Tra le realtà più belle del nostro basket non può di certo non figurare la New Basket Brindisi. L’unica società a cui è affidato il compito di rappresentare un Sud, appassionato di pallacanestro, ma purtroppo poco presente nei vertici della palla a spicchi italiana. Dal 2012 Brindisi milita regolarmente in massima serie, dimostrandosi come uno tra gli avversari più temibili del campionato. Il segreto? Tra i tanti c’è sicuramente l’affezionato pubblico che accompagna i pugliesi. Il Pala Pentassuglia si può considerare come uno dei palasport più caldi in assoluto.
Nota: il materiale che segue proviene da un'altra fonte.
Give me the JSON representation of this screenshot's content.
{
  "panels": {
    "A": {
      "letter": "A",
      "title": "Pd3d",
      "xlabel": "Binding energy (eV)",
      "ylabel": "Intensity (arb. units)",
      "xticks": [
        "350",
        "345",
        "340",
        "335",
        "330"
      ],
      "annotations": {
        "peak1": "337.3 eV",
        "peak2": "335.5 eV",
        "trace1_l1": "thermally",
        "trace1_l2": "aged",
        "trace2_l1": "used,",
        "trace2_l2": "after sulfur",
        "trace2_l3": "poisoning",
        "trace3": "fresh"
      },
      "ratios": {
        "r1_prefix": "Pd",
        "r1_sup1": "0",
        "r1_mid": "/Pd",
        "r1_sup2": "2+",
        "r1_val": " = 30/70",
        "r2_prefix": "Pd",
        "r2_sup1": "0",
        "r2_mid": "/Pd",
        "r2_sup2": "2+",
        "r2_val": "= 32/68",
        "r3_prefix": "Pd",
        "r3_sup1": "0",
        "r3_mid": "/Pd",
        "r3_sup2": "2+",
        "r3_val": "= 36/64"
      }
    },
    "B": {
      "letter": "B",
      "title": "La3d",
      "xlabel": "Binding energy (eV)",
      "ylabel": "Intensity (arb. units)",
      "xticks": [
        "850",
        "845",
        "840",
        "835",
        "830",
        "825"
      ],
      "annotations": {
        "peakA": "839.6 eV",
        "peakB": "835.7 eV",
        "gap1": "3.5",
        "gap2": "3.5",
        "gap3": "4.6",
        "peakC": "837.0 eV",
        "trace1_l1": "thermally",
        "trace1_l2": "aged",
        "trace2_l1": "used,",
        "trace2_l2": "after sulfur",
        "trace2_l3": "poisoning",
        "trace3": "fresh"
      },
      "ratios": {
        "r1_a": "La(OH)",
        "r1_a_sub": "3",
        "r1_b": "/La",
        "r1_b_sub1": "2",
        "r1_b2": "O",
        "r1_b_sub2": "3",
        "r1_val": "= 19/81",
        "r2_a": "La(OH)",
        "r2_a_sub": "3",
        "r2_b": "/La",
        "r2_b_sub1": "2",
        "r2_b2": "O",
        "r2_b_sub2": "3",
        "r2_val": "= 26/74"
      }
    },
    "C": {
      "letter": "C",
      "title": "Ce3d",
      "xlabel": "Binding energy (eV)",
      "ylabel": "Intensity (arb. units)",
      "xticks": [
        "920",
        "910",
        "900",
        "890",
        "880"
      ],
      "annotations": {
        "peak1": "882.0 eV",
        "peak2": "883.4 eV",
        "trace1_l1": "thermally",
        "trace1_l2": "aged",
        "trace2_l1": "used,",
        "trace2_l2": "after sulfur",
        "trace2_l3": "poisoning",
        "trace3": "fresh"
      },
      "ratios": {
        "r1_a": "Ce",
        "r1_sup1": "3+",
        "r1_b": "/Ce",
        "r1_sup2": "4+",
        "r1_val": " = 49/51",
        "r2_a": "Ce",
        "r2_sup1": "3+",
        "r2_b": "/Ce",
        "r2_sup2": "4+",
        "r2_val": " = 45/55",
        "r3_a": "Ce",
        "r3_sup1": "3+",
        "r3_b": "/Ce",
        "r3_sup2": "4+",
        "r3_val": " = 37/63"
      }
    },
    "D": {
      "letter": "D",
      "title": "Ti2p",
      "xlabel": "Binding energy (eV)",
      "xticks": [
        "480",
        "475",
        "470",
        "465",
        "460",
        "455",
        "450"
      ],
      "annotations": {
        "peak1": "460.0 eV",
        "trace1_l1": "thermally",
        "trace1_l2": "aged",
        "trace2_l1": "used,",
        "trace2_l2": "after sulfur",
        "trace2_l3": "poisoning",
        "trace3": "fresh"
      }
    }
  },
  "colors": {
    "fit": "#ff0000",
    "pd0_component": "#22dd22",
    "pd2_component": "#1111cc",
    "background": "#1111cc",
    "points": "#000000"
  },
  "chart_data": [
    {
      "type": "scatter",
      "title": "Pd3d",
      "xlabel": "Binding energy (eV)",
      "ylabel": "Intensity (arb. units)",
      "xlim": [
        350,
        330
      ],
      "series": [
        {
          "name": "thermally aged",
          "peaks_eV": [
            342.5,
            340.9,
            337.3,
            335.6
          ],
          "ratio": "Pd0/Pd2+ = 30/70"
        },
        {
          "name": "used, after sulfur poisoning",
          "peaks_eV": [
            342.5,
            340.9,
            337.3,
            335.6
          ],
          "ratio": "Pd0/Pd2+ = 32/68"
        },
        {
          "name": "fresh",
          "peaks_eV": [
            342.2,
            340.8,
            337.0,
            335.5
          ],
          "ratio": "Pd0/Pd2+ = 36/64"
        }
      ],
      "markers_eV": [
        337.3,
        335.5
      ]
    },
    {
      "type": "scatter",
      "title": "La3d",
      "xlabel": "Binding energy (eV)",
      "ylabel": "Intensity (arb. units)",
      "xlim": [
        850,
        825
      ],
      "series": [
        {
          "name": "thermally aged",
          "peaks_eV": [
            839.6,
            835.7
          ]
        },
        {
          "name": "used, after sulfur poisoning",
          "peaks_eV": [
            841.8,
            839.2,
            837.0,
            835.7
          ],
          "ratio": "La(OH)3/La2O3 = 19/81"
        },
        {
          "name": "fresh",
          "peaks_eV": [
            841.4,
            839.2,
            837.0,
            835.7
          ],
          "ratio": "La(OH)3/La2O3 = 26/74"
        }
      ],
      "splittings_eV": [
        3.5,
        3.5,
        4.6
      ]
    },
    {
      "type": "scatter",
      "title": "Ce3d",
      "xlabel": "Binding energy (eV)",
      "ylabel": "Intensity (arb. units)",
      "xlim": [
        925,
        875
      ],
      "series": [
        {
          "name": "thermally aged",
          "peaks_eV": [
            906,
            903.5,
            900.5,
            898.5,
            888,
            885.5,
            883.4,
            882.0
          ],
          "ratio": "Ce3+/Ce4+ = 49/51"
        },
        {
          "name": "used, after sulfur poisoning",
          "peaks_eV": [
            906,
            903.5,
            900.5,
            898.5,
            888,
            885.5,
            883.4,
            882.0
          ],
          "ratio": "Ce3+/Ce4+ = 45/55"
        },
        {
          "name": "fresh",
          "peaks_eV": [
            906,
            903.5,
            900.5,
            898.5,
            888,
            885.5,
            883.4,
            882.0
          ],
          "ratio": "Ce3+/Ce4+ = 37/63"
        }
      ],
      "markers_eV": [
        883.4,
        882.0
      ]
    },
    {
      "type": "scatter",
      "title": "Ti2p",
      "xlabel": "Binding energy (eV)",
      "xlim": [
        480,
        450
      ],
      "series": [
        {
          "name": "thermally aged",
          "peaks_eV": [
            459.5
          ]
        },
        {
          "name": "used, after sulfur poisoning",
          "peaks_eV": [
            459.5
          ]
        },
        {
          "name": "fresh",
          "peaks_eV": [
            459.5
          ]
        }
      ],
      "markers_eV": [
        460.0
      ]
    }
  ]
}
Quest’oggi useremo la lente d’ingrandimento per focalizzarci sull’origine della casa dei brindisini, concentrandoci in particolare sul signore a cui è stata intitolata: Elio Pentassuglia.
Pala Pentassuglia, la casa di Brindisi
Il palazzetto brindisino viene realizzato nel 1981 dopo il ritorno in Serie A. La struttura ha un suo completamento nel giro di pochi mesi. La frettolosa messa in piedi dell’impianto causa dei disagi che dureranno fino alla fase di restyling. Ciò riguarda la copertura del palazzetto che all’inizio doveva essere progettata in cemento o legno, per poi ricorrere ad una copertura tensostatica che ha causato problemi di condensa al parquet.
Nel 2007 viene ristrutturato. Si parte proprio dalla copertura, questa volta in legno, per poi l’anno seguente occuparsi anche delle strutture relative al campo di gioco, spogliatoi ecc. Con la promozione in Serie A del 2010, la capienza passa dai 2502 ai 3534 posti.
“Big Elio”, leggenda a Brindisi e Rieti
La Brindisi del dopoguerra,appassionata di pallacanestro, si divide in due fazioni di influenza politica. C’è l’Azzurra Brindisi, guidata dal deputato socialista Mario Marino Guadalupi, e la Libertas Brindisi, che già dal nome fa intendere una vicinanza ai valori democristiani. L’ultima è quella che ha raggiunto i risultati più alti. E’ la società a cui è legato Elio Pentassuglia. L’allenatore brindisino inizia la sua attività sportiva da giocatore di pallavolo. Una grave forma di reumatismo lo portò a seguire delle cure che lo fecero ingrassare e da lì nasce il soprannome di “Big Elio”. La carriera da coach parte dalle giovanili della Libertas, prendendo parte anche ai progetti delle rappresentative B di Nello Paratore e Giancarlo Primo.
Nel 1973 Pentassuglia firma alla Partenope Napoli, cominciando il suo percorso da head coach. Dice addio al capoluogo campano dopo 3 stagioni, per via di alcune divergenze con il veterano Carlos D’Aquila. E’ la volta quindi di accasarsi a Rieti. “Big Elio” deve salvare i laziali dal pericolo di una retrocessione in A2. Cosa che a fine stagione avviene, ma diventa utile mettere in piedi un nuovo progetto. Un roster caratterizzato da un mix di giovani italiani promettenti, vedi Roberto Brunamonti, e di stranieri di esperienza come Willie Sojouner. Nel ’78 riesce a riportare Rieti in Serie A1 e in semifinale Scudetto. L’anno seguente i rietini raggiungono lo stesso piazzamento ai play-off ed una finale di Korac persa contro il Partizan. L’anno dopo però arriva una seconda possibilità. Questa volta la Sebastiani non sbaglia. Rieti conquista il trofeo sconfiggendo in finale il Cibona Zagabria.
Pentassuglia, la tragica scomparsa
Pentassuglia dirà poi sì a Varese. Una parentesi però sfortunata. Viene infatti esonerato dopo 2 stagioni. Sembra tutto pronto quindi per rivederlo nella sua città natale. Così firma per la Bartolini Brindisi. Ci rimane per 3 stagioni, dal 1982 al 1985, con i pugliesi che militano in Serie A2. Successivamente arriva il momento di lasciare nuovamente casa per ritornare in quella adottiva. Rieti ha bisogno di lui. In pochi anni i laziali sono precipitati in Serie B. Pentassuglia di fatto non inizierà mai quella nuova avventura. Big Elio, come per tradizione, scende in Puglia per la celebrazione dei santi e dei morti. Nel viaggio rimane vittima di un incidente stradale che gli costa la vita. Muore il 31 ottobre del 1988 all’età di 56 anni.